After a protracted legal battle, a judge has ordered a Holocaust survivor and other plaintiffs to pay $159,000 to a group of protesters who regularly harassed an Ann Arbor synagogue, MLive reported Friday.

US District Court Judge Victoria Roberts found in favor of the defendants, whose weekly demonstrations outside the Beth Israel Congregation have been upheld as protected speech under the first amendment.

The group, calling itself Witness for Peace, has gathered for more than 18 years outside the synagogue, holding signs with antisemitic slogans such as “Resist Jewish Power,” “Jewish Power Corrupts,” “No More Holocaust Movies,” “Boycott Israel,” “Stop US Aid to Israel,” and “End the Palestinian holocaust.”

They claim they are merely showing solidarity with the Palestinians and seeking to force the synagogue to adopt their anti-Israel beliefs.

Judge Roberts ordered plaintiffs Marvin Gerber and Miriam Brysk, who is a Holocaust survivor, and attorney Marc Susselman to pay the defendants’ legal fees. Their claims were determined to be meritless and frivolous.

The original suit alleged that the antisemitic demonstrations caused the plaintiffs “extreme emotional distress” and violated several municipal codes.

Roberts previously dismissed the case in Aug. 2020. The Sixth Circuit US Court of Appeals upheld the dismissal.

“Peaceful protest speech such as this — on sidewalks and streets — is entitled to the highest level of constitutional protection, even if it disturbs, is offensive, and causes emotional distress,” Roberts said.

Susselman described the ruling on legal fees as a “reversible error” that he plans to appeal. The case is likely to go to the Supreme Court.
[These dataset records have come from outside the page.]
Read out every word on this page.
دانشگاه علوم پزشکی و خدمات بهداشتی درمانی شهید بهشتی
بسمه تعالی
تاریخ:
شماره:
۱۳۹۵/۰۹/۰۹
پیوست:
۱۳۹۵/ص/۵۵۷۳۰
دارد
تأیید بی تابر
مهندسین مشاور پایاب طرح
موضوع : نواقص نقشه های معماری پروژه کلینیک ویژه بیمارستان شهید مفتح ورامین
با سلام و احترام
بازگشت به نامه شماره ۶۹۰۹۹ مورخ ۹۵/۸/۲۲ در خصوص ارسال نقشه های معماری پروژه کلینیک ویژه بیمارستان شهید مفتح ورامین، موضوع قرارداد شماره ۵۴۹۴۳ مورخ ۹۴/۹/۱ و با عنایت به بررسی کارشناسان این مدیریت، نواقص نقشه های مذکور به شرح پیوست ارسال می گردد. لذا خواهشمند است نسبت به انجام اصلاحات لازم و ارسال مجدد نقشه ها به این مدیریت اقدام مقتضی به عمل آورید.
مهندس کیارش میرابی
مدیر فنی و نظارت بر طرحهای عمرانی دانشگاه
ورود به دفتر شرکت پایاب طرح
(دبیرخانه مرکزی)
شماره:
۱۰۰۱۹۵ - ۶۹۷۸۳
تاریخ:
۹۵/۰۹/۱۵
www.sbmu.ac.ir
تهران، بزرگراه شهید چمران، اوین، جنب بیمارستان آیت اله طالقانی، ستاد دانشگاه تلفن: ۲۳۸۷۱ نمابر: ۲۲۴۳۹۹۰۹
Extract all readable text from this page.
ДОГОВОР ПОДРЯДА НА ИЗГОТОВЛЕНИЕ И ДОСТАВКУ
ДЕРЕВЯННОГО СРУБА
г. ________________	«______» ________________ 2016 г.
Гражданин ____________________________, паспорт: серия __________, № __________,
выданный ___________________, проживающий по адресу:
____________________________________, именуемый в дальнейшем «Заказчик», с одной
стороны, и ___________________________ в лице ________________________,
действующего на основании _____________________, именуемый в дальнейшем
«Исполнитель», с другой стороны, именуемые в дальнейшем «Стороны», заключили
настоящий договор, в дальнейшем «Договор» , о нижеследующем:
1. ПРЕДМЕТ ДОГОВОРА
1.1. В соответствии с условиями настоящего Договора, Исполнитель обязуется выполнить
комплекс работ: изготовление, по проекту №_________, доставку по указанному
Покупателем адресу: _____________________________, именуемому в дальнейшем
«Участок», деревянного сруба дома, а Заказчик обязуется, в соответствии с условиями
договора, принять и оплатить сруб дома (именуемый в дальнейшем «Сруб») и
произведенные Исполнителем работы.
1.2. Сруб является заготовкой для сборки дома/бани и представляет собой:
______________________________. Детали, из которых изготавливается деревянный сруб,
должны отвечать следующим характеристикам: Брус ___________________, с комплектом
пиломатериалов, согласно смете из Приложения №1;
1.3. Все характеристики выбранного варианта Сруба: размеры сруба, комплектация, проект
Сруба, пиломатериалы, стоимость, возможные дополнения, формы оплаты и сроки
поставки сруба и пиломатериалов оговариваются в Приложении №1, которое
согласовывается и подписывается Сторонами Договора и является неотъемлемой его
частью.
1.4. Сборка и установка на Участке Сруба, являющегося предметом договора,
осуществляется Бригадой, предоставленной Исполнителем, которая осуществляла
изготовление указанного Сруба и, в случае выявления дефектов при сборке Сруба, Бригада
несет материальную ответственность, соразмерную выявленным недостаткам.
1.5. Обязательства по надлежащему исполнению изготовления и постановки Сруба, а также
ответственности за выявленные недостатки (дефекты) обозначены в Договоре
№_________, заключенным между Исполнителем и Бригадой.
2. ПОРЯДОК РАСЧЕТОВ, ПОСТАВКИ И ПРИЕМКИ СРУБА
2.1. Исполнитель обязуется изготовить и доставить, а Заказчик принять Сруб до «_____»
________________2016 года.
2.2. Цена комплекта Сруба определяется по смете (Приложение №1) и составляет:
The ruling comes after the Ann Arbor City Council condemned the demonstrators on Jan. 18, in a unanimous resolution that “calls upon the persons who rally to express antisemitism … to renounce extremism, disband and cease their weekly show of aggressive bigotry; and declares its support for the Beth Israel Congregation, their guests and all members of the Jewish community in Ann Arbor, each of whom has the right to worship, gather and celebrate free from intimidation, harassment and fear of violence.”

The demonstrators claim “our Jewish neighbors, somehow simply by existing, are responsible for or loyal to the actions of a foreign government,” said Council Member Travis Radina.